Quanto detto non toglie che ci siano momenti privilegiati, nel fare scuola, di valutazione, di misurazione di un lavoro e di un esito, di un apprendimento. Questi momenti, tuttavia, diventerebbero insignificanti se alla base non ci fosse un rapporto personale e non burocratico tra docente e alunno. Questo vuol dire che la promozione e il risultato positivo, come la bocciatura o l’esito negativo di una prova, sono segni di un lavoro, di un cammino che il ragazzo sta intraprendendo accompagnato da qualcun altro. Accompagnato verso dove?
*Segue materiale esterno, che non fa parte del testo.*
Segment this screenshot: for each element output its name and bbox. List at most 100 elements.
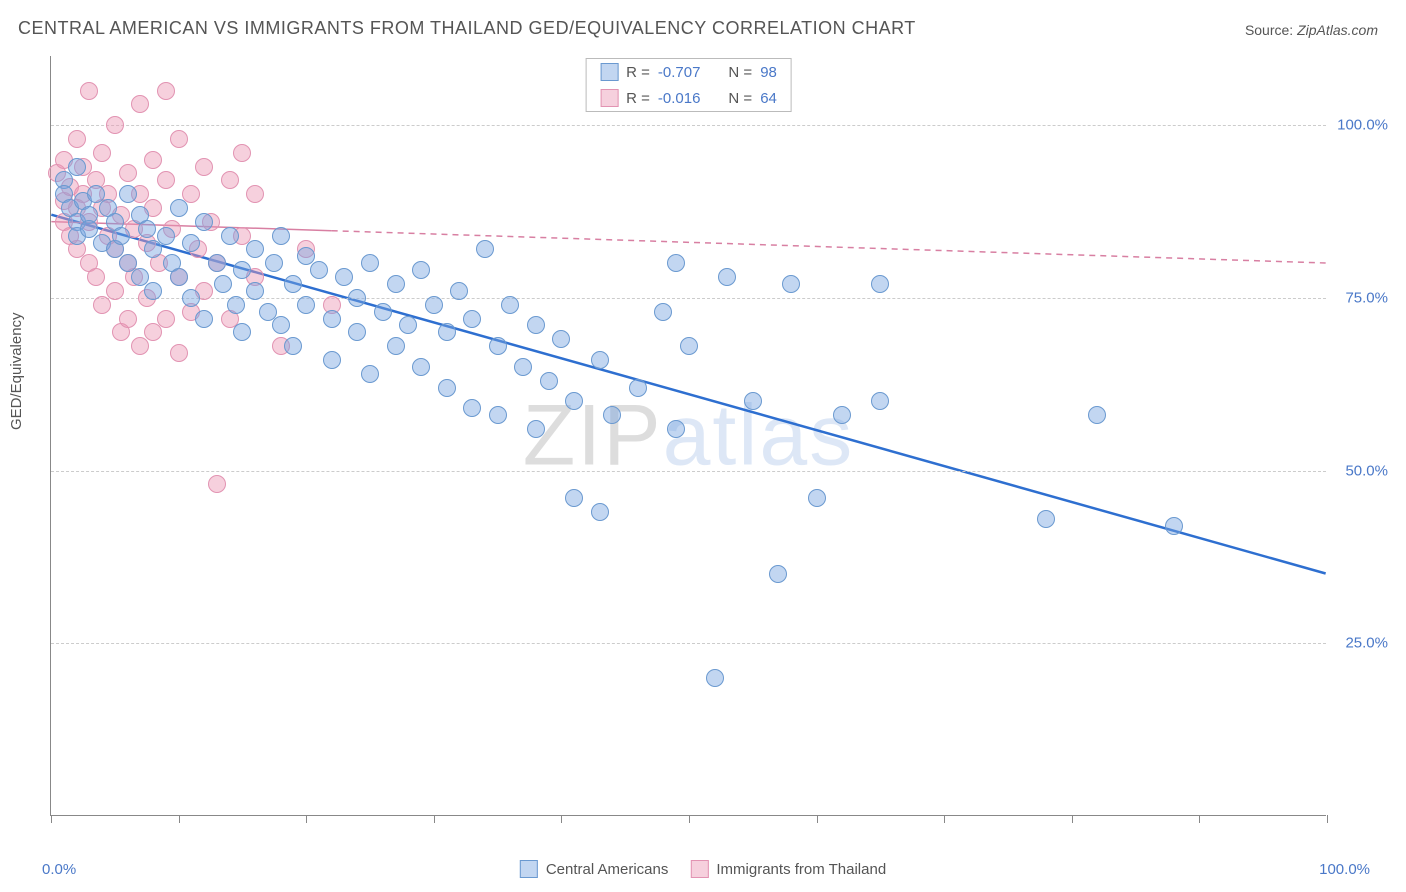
- data-point: [157, 310, 175, 328]
- data-point: [182, 234, 200, 252]
- data-point: [144, 323, 162, 341]
- legend-swatch-bottom-1: [690, 860, 708, 878]
- data-point: [667, 254, 685, 272]
- data-point: [438, 379, 456, 397]
- data-point: [871, 275, 889, 293]
- source-label: Source:: [1245, 22, 1297, 38]
- legend-swatch-0: [600, 63, 618, 81]
- x-tick: [561, 815, 562, 823]
- x-tick: [1327, 815, 1328, 823]
- data-point: [527, 420, 545, 438]
- data-point: [157, 171, 175, 189]
- data-point: [195, 213, 213, 231]
- data-point: [603, 406, 621, 424]
- data-point: [214, 275, 232, 293]
- x-tick: [51, 815, 52, 823]
- data-point: [138, 220, 156, 238]
- legend-series-label-1: Immigrants from Thailand: [716, 861, 886, 878]
- data-point: [565, 489, 583, 507]
- data-point: [144, 151, 162, 169]
- x-tick: [434, 815, 435, 823]
- data-point: [374, 303, 392, 321]
- legend-series: Central Americans Immigrants from Thaila…: [520, 860, 886, 878]
- data-point: [871, 392, 889, 410]
- data-point: [93, 144, 111, 162]
- data-point: [68, 158, 86, 176]
- watermark-zip: ZIP: [523, 387, 663, 483]
- data-point: [157, 82, 175, 100]
- x-axis-min-label: 0.0%: [42, 861, 76, 878]
- legend-n-label: N =: [728, 64, 752, 81]
- legend-n-value-0: 98: [760, 64, 777, 81]
- data-point: [654, 303, 672, 321]
- legend-series-item-1: Immigrants from Thailand: [690, 860, 886, 878]
- data-point: [284, 337, 302, 355]
- x-tick: [306, 815, 307, 823]
- data-point: [335, 268, 353, 286]
- data-point: [195, 310, 213, 328]
- trend-lines: [51, 56, 1326, 815]
- x-tick: [689, 815, 690, 823]
- data-point: [323, 351, 341, 369]
- data-point: [425, 296, 443, 314]
- data-point: [131, 337, 149, 355]
- data-point: [297, 296, 315, 314]
- data-point: [552, 330, 570, 348]
- data-point: [361, 254, 379, 272]
- data-point: [744, 392, 762, 410]
- data-point: [157, 227, 175, 245]
- data-point: [361, 365, 379, 383]
- data-point: [144, 240, 162, 258]
- data-point: [119, 185, 137, 203]
- data-point: [208, 254, 226, 272]
- data-point: [233, 144, 251, 162]
- x-tick: [1199, 815, 1200, 823]
- data-point: [272, 227, 290, 245]
- x-tick: [179, 815, 180, 823]
- x-axis-max-label: 100.0%: [1319, 861, 1370, 878]
- chart-container: CENTRAL AMERICAN VS IMMIGRANTS FROM THAI…: [0, 0, 1406, 892]
- data-point: [1088, 406, 1106, 424]
- data-point: [131, 95, 149, 113]
- data-point: [706, 669, 724, 687]
- data-point: [246, 240, 264, 258]
- data-point: [591, 351, 609, 369]
- data-point: [769, 565, 787, 583]
- data-point: [170, 130, 188, 148]
- data-point: [182, 185, 200, 203]
- data-point: [501, 296, 519, 314]
- data-point: [489, 337, 507, 355]
- legend-stats: R = -0.707 N = 98 R = -0.016 N = 64: [585, 58, 792, 112]
- data-point: [1037, 510, 1055, 528]
- legend-stats-row-0: R = -0.707 N = 98: [586, 59, 791, 85]
- data-point: [80, 82, 98, 100]
- data-point: [310, 261, 328, 279]
- data-point: [399, 316, 417, 334]
- data-point: [412, 358, 430, 376]
- data-point: [227, 296, 245, 314]
- x-tick: [817, 815, 818, 823]
- data-point: [833, 406, 851, 424]
- legend-r-label: R =: [626, 90, 650, 107]
- legend-n-label: N =: [728, 90, 752, 107]
- legend-series-item-0: Central Americans: [520, 860, 669, 878]
- gridline-h: [51, 471, 1326, 472]
- y-tick-label: 50.0%: [1333, 462, 1388, 479]
- y-axis-label: GED/Equivalency: [8, 312, 25, 430]
- legend-r-value-0: -0.707: [658, 64, 701, 81]
- data-point: [463, 399, 481, 417]
- data-point: [782, 275, 800, 293]
- data-point: [323, 310, 341, 328]
- legend-series-label-0: Central Americans: [546, 861, 669, 878]
- data-point: [265, 254, 283, 272]
- data-point: [170, 199, 188, 217]
- data-point: [438, 323, 456, 341]
- data-point: [272, 316, 290, 334]
- data-point: [119, 164, 137, 182]
- data-point: [144, 282, 162, 300]
- data-point: [667, 420, 685, 438]
- data-point: [412, 261, 430, 279]
- data-point: [68, 130, 86, 148]
- legend-r-value-1: -0.016: [658, 90, 701, 107]
- data-point: [718, 268, 736, 286]
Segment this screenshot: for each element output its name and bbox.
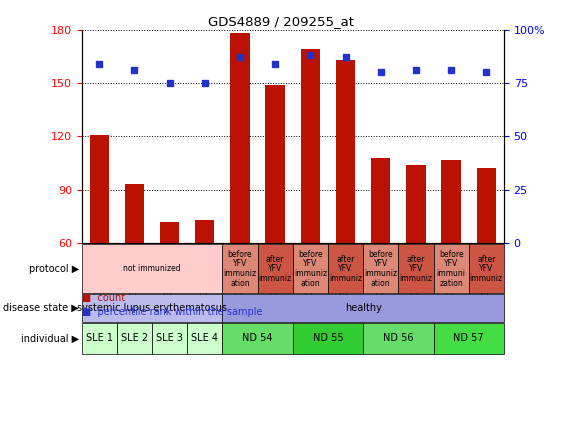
Text: before
YFV
immuni
zation: before YFV immuni zation [436, 250, 466, 288]
Text: after
YFV
immuniz: after YFV immuniz [329, 255, 362, 283]
Text: ND 57: ND 57 [453, 333, 484, 343]
Text: before
YFV
immuniz
ation: before YFV immuniz ation [364, 250, 397, 288]
Bar [371, 158, 390, 243]
Text: ND 56: ND 56 [383, 333, 414, 343]
Text: ■  percentile rank within the sample: ■ percentile rank within the sample [82, 307, 262, 317]
Bar [336, 60, 355, 243]
Text: disease state ▶: disease state ▶ [3, 303, 79, 313]
Bar [441, 159, 461, 243]
Text: SLE 4: SLE 4 [191, 333, 218, 343]
Text: before
YFV
immuniz
ation: before YFV immuniz ation [224, 250, 257, 288]
Text: healthy: healthy [345, 303, 382, 313]
Text: SLE 2: SLE 2 [121, 333, 148, 343]
Text: protocol ▶: protocol ▶ [29, 264, 79, 274]
Bar [477, 168, 496, 243]
Text: individual ▶: individual ▶ [21, 333, 79, 343]
Text: ND 54: ND 54 [242, 333, 273, 343]
Text: ND 55: ND 55 [312, 333, 343, 343]
Bar [160, 222, 179, 243]
Text: GDS4889 / 209255_at: GDS4889 / 209255_at [208, 15, 355, 28]
Text: after
YFV
immuniz: after YFV immuniz [470, 255, 503, 283]
Text: SLE 1: SLE 1 [86, 333, 113, 343]
Bar [266, 85, 285, 243]
Text: systemic lupus erythematosus: systemic lupus erythematosus [77, 303, 227, 313]
Text: SLE 3: SLE 3 [156, 333, 183, 343]
Text: after
YFV
immuniz: after YFV immuniz [258, 255, 292, 283]
Text: ■  count: ■ count [82, 293, 125, 303]
Text: not immunized: not immunized [123, 264, 181, 273]
Text: before
YFV
immuniz
ation: before YFV immuniz ation [294, 250, 327, 288]
Bar [90, 135, 109, 243]
Bar [301, 49, 320, 243]
Bar [195, 220, 215, 243]
Bar [406, 165, 426, 243]
Bar [125, 184, 144, 243]
Bar [230, 33, 249, 243]
Text: after
YFV
immuniz: after YFV immuniz [399, 255, 432, 283]
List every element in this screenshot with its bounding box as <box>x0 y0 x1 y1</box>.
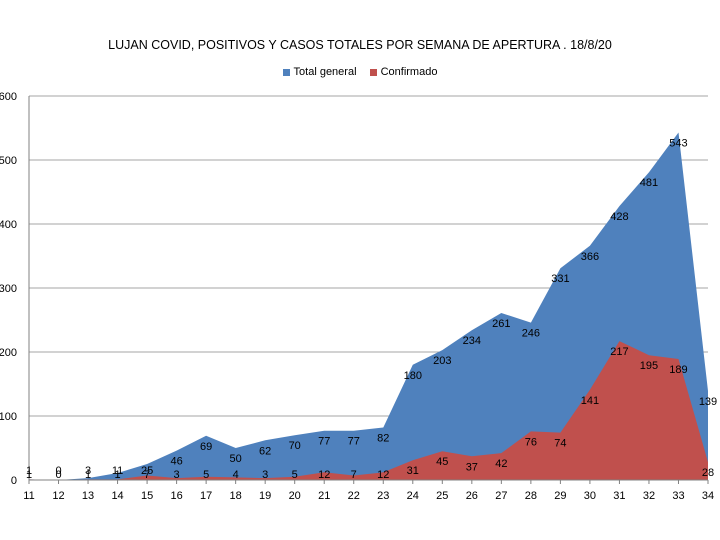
data-label-total: 428 <box>610 211 628 223</box>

L’uomo è un essere attivo, vivace, unico e irripetibile, in relazione con gli altri e innanzitutto con la Persona Prima, suo fine ultimo: riconoscere il fine dà il criterio decisivo per educare ed accompagnare la persona. Come dice Dante, insegnare significa spiegare «come l’uom s’etterna».

E il docente valuta un'altra persona alla luce (e proponendogli) un universo di tradizione, un orizzonte antropologico che lui stesso prima ha accolto. Come dice ancora Caffarra, «la scelta della libertà non nasce dal niente: dal niente non nasce niente. Nasce dal confronto fra la proposta di vita [che si fonda sulla visione del mondo] fatta dall’educatore, e la soggettività della persona che si va sviluppando, che si ha da educare».

Quindi il docente giudica, valuta e misura attraverso prove e anch’esse sono il veicolo attraverso cui deve passare il contenuto valoriale. È fondamentale che l’allievo capisca che ciò che viene valutato, anche negativamente, è la prova, non colui che ha fatto la prova. Insomma, anche la valutazione è un elemento fondamentale dell’atto educativo: il docente, che ha la missione di essere testimone di una verità, ha non solo la lezione, ma anche la valutazione come strumento e canale di trasmissione del sapere e dei valori. E alcuni i valori non passano astrattamente ma concretamente: con la puntualità del docente, col saluto con cui si entra in classe, con la preparazione delle lezioni, con la costanza, con la profondità di lavoro, ecc. È in un rapporto con il ragazzo instaurato sulla fiducia che verità e bene si tengono insieme. Educare e valutare diventano introdurre l’alunno alla totalità della realtà, dargli gli strumenti e il sostegno, sostenerlo nella fatica, reggere la sua vita.